The world is broken up into several sectors, each one a unique biome with different sets of enemies and challenges. These aren’t broken up into chapters or story beats but rather woven into each other organically. This establishes an interconnectivity between them all that feels surprisingly natural and enjoyable to navigate.
Entering each sector is akin to discovering a new land. You’re almost always greeted with points of interest dotting the screen, begging you to hop on over and see just what the heck is through that little hole in the wall or down that passageway. While many are explorable from the get-go, some are off-limits until acquiring more abilities at a later point. Each of these areas lead to tangible rewards via resources. Some are home to unique mini-bosses guarding useful items for your quest.
As you progress deeper into the game, you unlock more and more abilities and weapons that allow you to scale high ledges, burn down spider webs that block your path, destroy obstacles, and more. Oftentimes (taking a page out of Zelda‘s book) those points of interest tease you to return to past areas and utilize your new powers and weapons.
I found myself constantly returning to previously inaccessible places to recall what I had missed. A number of games still employ this sort of design today. The Legend of Zelda is still hugely popular, and Souls games are lauded for their intricately connected levels. For someone like me who only dabbles in those IPs from time to time, it’s a reminder of the beauty of simplicity at its core.
I’m not a huge puzzle fan. I loathe spending 10 or even five minutes on a darn puzzle. Yet their implementation here sparked my brain cells just long enough to remain entertaining! I never felt like I had hit a major roadblock. A proper mini-map would have been a big help in remembering where to go, but after a while I grew to appreciate the vagueness of the compass. It pushed me to soak in the environments around me and explore more freely.
Darksiders III is not a technical cinematic feat. With blockbusters like Resident Evil 2, God of War, Marvel’s Spider-Man, and more occupying the screens of millions of players, developer Gunfire Games did what they could with the resources available to them. It is a “AA” game through and through, a happy middle point between pet project and AAA title. This is evident in the technology powering the game as well as its cinematography and enemy encounters.
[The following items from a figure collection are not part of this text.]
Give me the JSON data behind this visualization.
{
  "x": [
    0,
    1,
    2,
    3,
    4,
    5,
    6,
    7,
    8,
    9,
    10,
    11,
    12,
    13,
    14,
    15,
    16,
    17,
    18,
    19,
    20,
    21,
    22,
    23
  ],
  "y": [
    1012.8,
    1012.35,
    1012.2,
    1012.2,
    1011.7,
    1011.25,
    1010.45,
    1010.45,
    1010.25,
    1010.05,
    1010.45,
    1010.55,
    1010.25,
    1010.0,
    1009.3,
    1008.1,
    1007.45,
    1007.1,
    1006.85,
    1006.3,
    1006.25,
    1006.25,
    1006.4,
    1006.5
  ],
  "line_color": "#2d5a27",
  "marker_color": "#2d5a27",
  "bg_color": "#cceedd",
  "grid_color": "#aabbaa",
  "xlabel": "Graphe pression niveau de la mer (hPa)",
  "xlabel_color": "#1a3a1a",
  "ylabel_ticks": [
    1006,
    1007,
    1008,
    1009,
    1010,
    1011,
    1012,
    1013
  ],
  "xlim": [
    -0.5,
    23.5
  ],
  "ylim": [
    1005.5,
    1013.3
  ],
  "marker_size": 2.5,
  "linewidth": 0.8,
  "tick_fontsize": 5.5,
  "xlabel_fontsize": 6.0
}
What it lacks in production values, however, it makes up for with charm and a sense of identity. It follows completely in its predecessors’ footsteps. Each boss fight is mechanically engaging, unique in setup and character. Sloth, one of the Seven Deadly Sins, is a giant insect with a huge gut, grasping a staff, hurling insults at you while sitting on a throne of lesser bugs. Gluttony is a giant kraken with multiple stages of battle. The fight against Lust shakes things up by including a second enemy who may be spared during the encounter. Combat is fun and easy to grasp. By advancing the adventure, acquiring new powers, and upgrading your weapons, you genuinely feel yourself becoming more powerful as you progress.
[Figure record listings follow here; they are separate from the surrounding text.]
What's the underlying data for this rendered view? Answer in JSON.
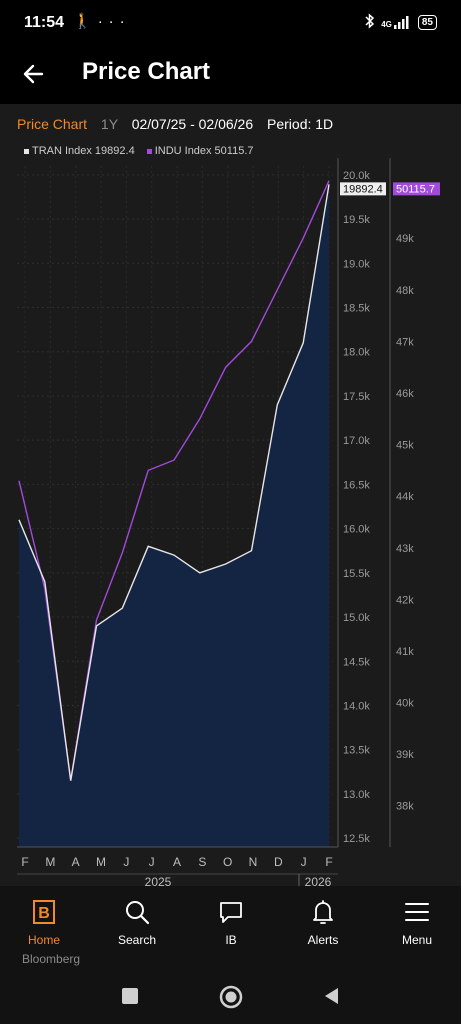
{
  "status_bar": {
    "time": "11:54",
    "left_icons": [
      "walking-icon",
      "more-dots-icon"
    ],
    "right_icons": [
      "bluetooth-icon",
      "signal-4g-icon"
    ],
    "network_label": "4G",
    "battery": "85"
  },
  "app_bar": {
    "title": "Price Chart",
    "back_icon": "back-arrow-icon"
  },
  "chart_header": {
    "title": "Price Chart",
    "range": "1Y",
    "dates": "02/07/25 - 02/06/26",
    "period": "Period: 1D"
  },
  "colors": {
    "accent": "#f08a2b",
    "tran_line": "#e6e6e6",
    "indu_line": "#a24ad9",
    "area_fill": "#142544",
    "panel_bg": "#1b1b1b"
  },
  "chart_data": {
    "type": "line",
    "x": [
      "Feb",
      "Mar",
      "Apr",
      "May",
      "Jun",
      "Jul",
      "Aug",
      "Sep",
      "Oct",
      "Nov",
      "Dec",
      "Jan",
      "Feb"
    ],
    "series": [
      {
        "name": "TRAN Index",
        "last_value": "19892.4",
        "axis": "left",
        "values": [
          16100,
          15400,
          13150,
          14900,
          15100,
          15800,
          15700,
          15500,
          15600,
          15750,
          17400,
          18100,
          19892.4
        ]
      },
      {
        "name": "INDU Index",
        "last_value": "50115.7",
        "axis": "right",
        "values": [
          44300,
          42200,
          38500,
          41600,
          42900,
          44500,
          44700,
          45500,
          46500,
          47000,
          48000,
          49000,
          50115.7
        ]
      }
    ],
    "left_axis": {
      "ticks": [
        "20.0k",
        "19.5k",
        "19.0k",
        "18.5k",
        "18.0k",
        "17.5k",
        "17.0k",
        "16.5k",
        "16.0k",
        "15.5k",
        "15.0k",
        "14.5k",
        "14.0k",
        "13.5k",
        "13.0k",
        "12.5k"
      ],
      "range": [
        12400,
        20100
      ]
    },
    "right_axis": {
      "ticks": [
        "50k",
        "49k",
        "48k",
        "47k",
        "46k",
        "45k",
        "44k",
        "43k",
        "42k",
        "41k",
        "40k",
        "39k",
        "38k"
      ],
      "range": [
        37200,
        50400
      ]
    },
    "month_labels": [
      "F",
      "M",
      "A",
      "M",
      "J",
      "J",
      "A",
      "S",
      "O",
      "N",
      "D",
      "J",
      "F"
    ],
    "year_labels": [
      "2025",
      "2026"
    ],
    "legend": "top-left"
  },
  "tab_bar": {
    "items": [
      {
        "label": "Home",
        "icon": "bloomberg-b-icon",
        "active": true
      },
      {
        "label": "Search",
        "icon": "search-icon",
        "active": false
      },
      {
        "label": "IB",
        "icon": "chat-icon",
        "active": false
      },
      {
        "label": "Alerts",
        "icon": "bell-icon",
        "active": false
      },
      {
        "label": "Menu",
        "icon": "menu-icon",
        "active": false
      }
    ]
  },
  "brand": "Bloomberg",
  "nav_bar": [
    "recents-square-icon",
    "home-circle-icon",
    "back-triangle-icon"
  ]
}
Cut scenes are also fairly basic in terms of camera work and subject matter, but they get the job done and fit with the rest of the game. Fury’s personality shines in almost every line. War in the original game exuded a sense of unwavering loyalty. Death let nothing stop him in the sequel. Fury wholeheartedly lives up to her name, and it makes for an entertaining protagonist to embody. Gunfire did an admirable job in terms of her character growth from the title screen to the end credits.
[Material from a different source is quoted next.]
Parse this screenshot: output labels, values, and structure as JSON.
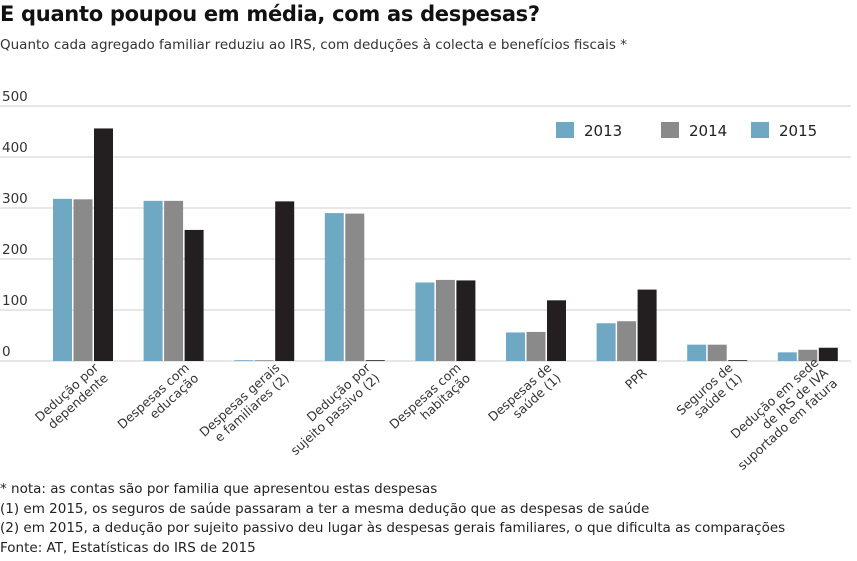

What I appreciate about Darksiders III the most is that it knows what kind of game it is. Here’s a world that’s connected, has hidden areas, a bunch of boss fights, and new abilities to aid you along the way. It doesn’t try to be something it’s not, and that’s sometimes a rarity in the industry these days. It’s just an inviting open maze to explore, and I can’t wait to see the series continue with the next game.